The Chapel Street gallery announced that it won’t throw out the faux “historic” plaque (pictured) that it removed from the exterior of its building on April Fool’s Day.
Instead it will put it back up, in a glass case, for public viewing on Thursday. Then, if Believe in People (not pictured) doesn’t show up to claim the work, the gallery will donate it to an annual fund-raising auction held to benefit Artspace.
Believe in People claimed responsibility for creating the plaque and leaving it on a brick wall of the gallery on Tuesday.
Wednesday morning the gallery, in keeping with the view of 70 percent of Independent readers who participated in a “TrueVote” poll, released this statement:
“On April 1, 2014, a mysterious unsigned work of art was discovered affixed to the edifice of the Yale University Art Gallery’s 1953 Louis Kahn building, widely recognized as the architect’s first masterwork. Removed by Gallery staff for further research, the object which resembles an embossed brass plaque marking a national landmark is, in fact, a piece of carved and painted wood.

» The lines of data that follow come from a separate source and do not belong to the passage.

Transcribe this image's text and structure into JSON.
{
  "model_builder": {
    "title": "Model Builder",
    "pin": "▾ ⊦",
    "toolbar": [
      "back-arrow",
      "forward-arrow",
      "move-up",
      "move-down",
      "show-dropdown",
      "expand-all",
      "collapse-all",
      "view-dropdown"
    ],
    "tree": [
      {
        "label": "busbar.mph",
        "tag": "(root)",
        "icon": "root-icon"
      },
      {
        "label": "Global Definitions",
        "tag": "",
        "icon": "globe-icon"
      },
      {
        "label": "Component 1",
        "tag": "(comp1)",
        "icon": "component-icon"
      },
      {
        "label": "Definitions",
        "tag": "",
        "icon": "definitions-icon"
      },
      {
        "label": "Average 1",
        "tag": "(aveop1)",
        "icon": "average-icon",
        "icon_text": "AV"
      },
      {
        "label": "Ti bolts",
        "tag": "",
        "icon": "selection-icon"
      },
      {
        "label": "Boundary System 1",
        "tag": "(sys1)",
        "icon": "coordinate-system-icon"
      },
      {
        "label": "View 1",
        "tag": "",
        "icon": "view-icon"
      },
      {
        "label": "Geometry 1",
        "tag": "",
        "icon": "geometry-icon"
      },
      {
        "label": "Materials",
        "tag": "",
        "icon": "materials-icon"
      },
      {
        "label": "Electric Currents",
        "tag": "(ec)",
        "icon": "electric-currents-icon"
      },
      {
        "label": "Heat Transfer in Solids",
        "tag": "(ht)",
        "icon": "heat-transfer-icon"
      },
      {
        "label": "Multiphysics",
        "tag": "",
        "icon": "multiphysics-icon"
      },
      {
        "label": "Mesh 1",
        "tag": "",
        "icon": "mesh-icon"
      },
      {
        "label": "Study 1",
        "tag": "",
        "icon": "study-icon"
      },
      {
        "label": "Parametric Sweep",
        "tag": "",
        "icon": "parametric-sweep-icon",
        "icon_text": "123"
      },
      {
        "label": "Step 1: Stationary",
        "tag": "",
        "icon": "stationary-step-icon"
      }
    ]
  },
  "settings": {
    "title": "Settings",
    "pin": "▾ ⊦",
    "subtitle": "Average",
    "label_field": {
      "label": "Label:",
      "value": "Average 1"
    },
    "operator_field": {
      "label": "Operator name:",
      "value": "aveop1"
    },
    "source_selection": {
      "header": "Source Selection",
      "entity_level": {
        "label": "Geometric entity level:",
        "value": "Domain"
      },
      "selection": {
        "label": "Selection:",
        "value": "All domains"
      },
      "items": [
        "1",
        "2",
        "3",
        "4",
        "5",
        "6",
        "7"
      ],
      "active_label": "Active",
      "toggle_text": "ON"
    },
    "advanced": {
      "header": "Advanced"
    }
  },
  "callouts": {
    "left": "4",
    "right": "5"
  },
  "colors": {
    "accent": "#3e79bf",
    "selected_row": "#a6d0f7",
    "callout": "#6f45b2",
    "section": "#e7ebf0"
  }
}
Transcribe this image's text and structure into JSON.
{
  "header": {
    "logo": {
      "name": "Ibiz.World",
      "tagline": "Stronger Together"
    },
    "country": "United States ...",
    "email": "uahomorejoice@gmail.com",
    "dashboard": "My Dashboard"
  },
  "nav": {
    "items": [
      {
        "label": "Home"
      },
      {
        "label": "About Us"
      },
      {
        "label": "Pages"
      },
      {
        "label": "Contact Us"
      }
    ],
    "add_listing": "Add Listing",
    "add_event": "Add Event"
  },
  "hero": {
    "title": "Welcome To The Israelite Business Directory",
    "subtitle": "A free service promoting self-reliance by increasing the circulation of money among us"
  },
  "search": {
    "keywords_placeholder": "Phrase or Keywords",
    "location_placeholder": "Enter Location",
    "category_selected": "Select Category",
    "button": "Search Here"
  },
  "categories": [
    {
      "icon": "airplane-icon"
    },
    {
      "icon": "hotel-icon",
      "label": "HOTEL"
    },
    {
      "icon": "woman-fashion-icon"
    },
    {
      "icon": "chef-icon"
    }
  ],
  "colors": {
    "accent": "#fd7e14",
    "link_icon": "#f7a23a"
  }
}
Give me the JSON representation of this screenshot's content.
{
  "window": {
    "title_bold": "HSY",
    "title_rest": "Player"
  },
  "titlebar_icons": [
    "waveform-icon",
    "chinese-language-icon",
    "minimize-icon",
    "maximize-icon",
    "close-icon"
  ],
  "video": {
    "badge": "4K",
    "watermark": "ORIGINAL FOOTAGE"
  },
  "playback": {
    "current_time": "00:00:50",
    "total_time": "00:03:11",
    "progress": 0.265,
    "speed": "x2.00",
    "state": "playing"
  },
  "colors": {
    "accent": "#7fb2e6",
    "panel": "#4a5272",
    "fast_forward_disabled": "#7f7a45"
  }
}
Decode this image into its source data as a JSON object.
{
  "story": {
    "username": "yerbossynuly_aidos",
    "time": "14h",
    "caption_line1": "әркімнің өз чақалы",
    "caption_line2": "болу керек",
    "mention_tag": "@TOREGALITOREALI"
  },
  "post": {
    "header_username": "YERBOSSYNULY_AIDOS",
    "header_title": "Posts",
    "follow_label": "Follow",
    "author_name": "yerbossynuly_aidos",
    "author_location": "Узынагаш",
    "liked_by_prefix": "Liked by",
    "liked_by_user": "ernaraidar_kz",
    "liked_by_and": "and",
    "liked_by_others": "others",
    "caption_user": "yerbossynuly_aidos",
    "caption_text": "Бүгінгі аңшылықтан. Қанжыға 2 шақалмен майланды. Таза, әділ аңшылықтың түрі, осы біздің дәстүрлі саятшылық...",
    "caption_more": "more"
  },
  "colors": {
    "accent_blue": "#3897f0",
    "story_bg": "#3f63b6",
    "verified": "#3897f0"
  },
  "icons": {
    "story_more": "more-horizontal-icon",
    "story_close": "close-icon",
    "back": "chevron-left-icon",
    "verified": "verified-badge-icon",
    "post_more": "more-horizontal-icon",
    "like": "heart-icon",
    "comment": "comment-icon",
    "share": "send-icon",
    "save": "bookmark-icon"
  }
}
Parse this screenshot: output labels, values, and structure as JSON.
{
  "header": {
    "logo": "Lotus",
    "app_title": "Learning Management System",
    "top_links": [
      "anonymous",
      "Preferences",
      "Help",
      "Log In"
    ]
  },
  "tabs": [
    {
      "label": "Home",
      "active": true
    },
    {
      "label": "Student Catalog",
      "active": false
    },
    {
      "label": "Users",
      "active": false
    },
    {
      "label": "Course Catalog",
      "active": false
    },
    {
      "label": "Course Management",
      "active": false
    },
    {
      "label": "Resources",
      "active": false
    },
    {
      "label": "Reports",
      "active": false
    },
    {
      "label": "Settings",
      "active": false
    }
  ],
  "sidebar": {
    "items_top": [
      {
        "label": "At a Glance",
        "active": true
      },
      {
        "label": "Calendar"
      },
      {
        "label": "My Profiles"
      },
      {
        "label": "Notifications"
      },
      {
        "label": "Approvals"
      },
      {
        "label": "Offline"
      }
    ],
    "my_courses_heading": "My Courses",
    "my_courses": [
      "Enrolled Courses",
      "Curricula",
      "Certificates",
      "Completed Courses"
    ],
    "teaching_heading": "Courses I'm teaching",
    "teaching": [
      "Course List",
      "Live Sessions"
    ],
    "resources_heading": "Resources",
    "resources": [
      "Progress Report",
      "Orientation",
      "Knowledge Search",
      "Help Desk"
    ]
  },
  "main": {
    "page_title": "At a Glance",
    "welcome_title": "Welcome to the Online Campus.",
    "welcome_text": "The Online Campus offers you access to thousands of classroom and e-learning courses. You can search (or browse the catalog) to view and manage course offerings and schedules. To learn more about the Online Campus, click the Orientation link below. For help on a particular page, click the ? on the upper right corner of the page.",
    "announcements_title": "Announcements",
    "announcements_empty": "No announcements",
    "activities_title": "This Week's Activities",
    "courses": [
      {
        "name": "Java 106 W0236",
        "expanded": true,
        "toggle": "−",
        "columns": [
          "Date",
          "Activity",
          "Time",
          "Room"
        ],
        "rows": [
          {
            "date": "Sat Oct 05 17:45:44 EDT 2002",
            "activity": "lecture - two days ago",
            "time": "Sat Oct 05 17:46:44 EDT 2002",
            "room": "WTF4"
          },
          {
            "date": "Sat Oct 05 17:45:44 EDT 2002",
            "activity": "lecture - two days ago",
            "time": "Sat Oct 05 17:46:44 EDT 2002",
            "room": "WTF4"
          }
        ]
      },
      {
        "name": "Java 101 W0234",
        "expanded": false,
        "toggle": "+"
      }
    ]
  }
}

“Noting the object’s tongue-in-cheek humor as an artistic conveyance for more probing questions concerning the relationship between street art and art housed within museum walls, Gallery Director Jock Reynolds [pictured] announced that the museum ‘wishes to provide this orphaned object with a temporary and public home.’ It has therefore been decided by Gallery administration to place the work on view outside the museum’s main entrance on Chapel Street, on a pedestal and encased in a glass vitrine. Reynolds added, ‘It is in our interest as a teaching museum, steward of art, and community institution to return this work to a public venue for further contemplation and appreciation.’
“The work will be on view outside the museum on Thursday, April 3, 2014, from 10:00 a.m. until 8:00 p.m. The Yale University Art Gallery invites the artist to come and claim his or her work. Should the work remain unclaimed after two weeks, the Gallery will donate it to the annual benefit auction for ARTspace, New Haven’s community arts organization and exhibition space dedicated to championing emerging artists.”
Back in 2000 Jock Reynolds gave the first major exhibition to a then-unknown and underappreciated Newhallville artist named Winfred Rembert, who has since gone on to national acclaim and professional success.
An earlier version of this story follows:
Gallery Doesn’t “Believe In” This April Fool’s Gift
Street artist “Believe in People” marked April Fool’s Day by affixing an “historic” plaque outside the Yale University Art Gallery. The gallery apparently wasn’t amused.
The graffiti artist, whose striking and provocative pieces over the years have wowed the city and sparked debates about public art as well as race and class, announced in January that he was leaving town.
Whether as a parting gift or return visit, the artist was back at work on Chapel Street. He affixed the above faux “National Register of Historic Places” plaque on the brick wall by the bus shelter in front of the art gallery. The artist took credit for the work on his Twitter feed. “Making fun of myself, art culture, advertising, and vandalism, all in one send-up,” he wrote.
Chris Randall shot a photo of the plaque and posted it Tuesday morning on the I Love New Haven website.
By the time fans started showing up to view the piece, the gallery had already removed it; the lingering white adhesive was still sticky. This photo was taken around 11:30 a.m. The gallery didn’t immediately offer a comment about the episode; we’ll update the story when it does. Gallery director Jock Reynolds, reached by email, said he was traveling in New York and had “no knowledge” about the episode.
Headlined “National Register of Historic Places,” the Believe in People plaque proceeds to read:
“This plaque marks the spot on which Sam Dilvan used a felt marker to scrawl the minimalist yet emotionally complex tag, ‘Boobz.’ Preceding such works of artistic genius as ‘ass butt’ and ‘gilf magnet’. This occurred during his oft-celebrated ‘Ballz’ period. Although the original masterpiece is no longer visible, Dilvan’s penchant for using words carelessly throughout his environment remains a guiding force in modern society and culture.”
“Sam Dilvan” is an anagram of “vandalism.”